A recent study published in the Archives of Neurology finds a new link between diabetes mellitus (DM) and cognitive decline. According to researchers, older adults who have dementia, DM and poor glucose control show greater cognitive decline than those without DM, reports Senior Journal.
DM refers to both type 1 and 2 diabetes. Over time, the illness can lead to issues such as blindness, kidney failure and nerve damage. There are approximately 25 million people in the U.S. suffering from DM, according to MedicineNet.com.
Other studies have linked DM with dementia and Alzheimer's disease, but there have been debates about the validity of these studies. This most recent report adds weight to the argument that there is indeed a correlation between DM and cognitive decline among older adults.
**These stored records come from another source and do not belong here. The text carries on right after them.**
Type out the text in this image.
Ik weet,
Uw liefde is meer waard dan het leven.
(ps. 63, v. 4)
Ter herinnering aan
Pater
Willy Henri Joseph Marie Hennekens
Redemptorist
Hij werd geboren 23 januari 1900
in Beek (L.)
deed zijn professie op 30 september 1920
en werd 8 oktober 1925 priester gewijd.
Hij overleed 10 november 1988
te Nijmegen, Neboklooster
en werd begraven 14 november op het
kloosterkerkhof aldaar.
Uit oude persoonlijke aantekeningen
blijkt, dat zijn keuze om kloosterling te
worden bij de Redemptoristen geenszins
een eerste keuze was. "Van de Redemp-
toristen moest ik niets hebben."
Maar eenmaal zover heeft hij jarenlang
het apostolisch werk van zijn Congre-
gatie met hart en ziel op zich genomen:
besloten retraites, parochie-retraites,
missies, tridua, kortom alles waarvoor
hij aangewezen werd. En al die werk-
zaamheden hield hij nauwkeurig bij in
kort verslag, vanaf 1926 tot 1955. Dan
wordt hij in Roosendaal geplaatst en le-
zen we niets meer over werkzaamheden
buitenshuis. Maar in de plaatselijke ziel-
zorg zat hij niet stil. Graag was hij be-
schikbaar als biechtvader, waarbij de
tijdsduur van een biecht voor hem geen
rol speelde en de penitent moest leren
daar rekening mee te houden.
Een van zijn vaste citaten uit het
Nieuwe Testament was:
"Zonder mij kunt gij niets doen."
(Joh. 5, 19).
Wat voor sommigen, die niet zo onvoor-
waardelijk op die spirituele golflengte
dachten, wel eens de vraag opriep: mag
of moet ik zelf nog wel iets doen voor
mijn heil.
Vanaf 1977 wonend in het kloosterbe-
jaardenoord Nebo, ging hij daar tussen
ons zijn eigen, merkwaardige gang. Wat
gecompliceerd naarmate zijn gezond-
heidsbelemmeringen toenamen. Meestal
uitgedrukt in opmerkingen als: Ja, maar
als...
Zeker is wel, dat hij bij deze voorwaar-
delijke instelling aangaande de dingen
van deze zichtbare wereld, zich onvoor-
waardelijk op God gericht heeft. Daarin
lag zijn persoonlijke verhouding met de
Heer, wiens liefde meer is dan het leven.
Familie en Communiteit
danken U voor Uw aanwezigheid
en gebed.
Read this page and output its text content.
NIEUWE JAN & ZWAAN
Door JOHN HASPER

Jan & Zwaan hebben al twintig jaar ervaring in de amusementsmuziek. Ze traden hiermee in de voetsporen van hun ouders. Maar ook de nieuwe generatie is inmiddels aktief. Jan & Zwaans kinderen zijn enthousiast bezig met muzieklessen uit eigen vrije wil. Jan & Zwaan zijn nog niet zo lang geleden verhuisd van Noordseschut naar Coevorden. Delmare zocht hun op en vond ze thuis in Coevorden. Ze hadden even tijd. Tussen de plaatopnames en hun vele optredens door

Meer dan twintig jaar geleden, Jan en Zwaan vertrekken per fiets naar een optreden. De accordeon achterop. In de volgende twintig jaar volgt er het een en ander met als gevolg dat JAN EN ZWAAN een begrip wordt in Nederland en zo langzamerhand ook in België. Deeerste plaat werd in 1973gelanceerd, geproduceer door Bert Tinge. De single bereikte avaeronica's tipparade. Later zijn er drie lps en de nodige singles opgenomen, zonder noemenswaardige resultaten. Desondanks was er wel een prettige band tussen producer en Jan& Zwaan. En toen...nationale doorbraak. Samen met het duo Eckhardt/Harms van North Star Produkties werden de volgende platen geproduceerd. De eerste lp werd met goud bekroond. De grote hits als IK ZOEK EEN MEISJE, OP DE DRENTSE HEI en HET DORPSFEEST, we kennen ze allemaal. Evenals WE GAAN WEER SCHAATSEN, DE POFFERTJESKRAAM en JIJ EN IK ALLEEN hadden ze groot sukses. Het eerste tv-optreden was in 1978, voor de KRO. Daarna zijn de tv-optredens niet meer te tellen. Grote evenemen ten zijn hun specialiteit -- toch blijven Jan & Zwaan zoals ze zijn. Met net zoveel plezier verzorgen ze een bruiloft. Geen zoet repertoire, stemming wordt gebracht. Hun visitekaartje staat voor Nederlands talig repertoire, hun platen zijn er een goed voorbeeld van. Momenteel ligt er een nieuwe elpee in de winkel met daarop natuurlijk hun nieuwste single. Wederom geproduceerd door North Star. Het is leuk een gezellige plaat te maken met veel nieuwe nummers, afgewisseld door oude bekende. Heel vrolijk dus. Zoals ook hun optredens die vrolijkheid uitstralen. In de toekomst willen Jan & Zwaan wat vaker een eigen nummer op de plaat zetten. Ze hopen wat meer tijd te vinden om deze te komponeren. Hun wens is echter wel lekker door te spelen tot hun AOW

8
Researchers from the University of California, San Francisco, and the San Francisco VA Medical Center examined a group of 3,069 adult men and women with an average of 74.2 years. Each participant completed the Modified Mini-Mental State Examinations and Digit Substitution Test several times over the course of a decade. These two tests helped determine the cognitive function of those taking part in the study.
In the first year of the study, just under a quarter of the participants had prevalent DM. Of the remaining 2,352 participants, 159 had developed DM by the time of a follow-up appointment with the researchers.
Patients who had prevalent DM at the beginning of the study showed lower scores than patients without the illness on both tests. DM patients' results continued to fall lower than their counterparts' over the course of the following nine years. Higher levels of hemoglobin A1c were also associated with lower test scores.
DM is a disease that can be difficult to manage on its own, even for those who don't have dementia or Alzheimer's disease. Older adults who need assistance with their medical supplies and illness management may want to consider enlisting the help of elderly care professionals.
"This study supports the hypothesis that older adults with DM have reduced cognitive function and that poor glycemic control may contribute to this association," the authors wrote, according to Senior Journal. "Future studies should determine if early diagnosis and treatment of DM lessen the risk of developing cognitive impairment and if maintaining optimal glucose control helps mitigate the effects of DM on cognition."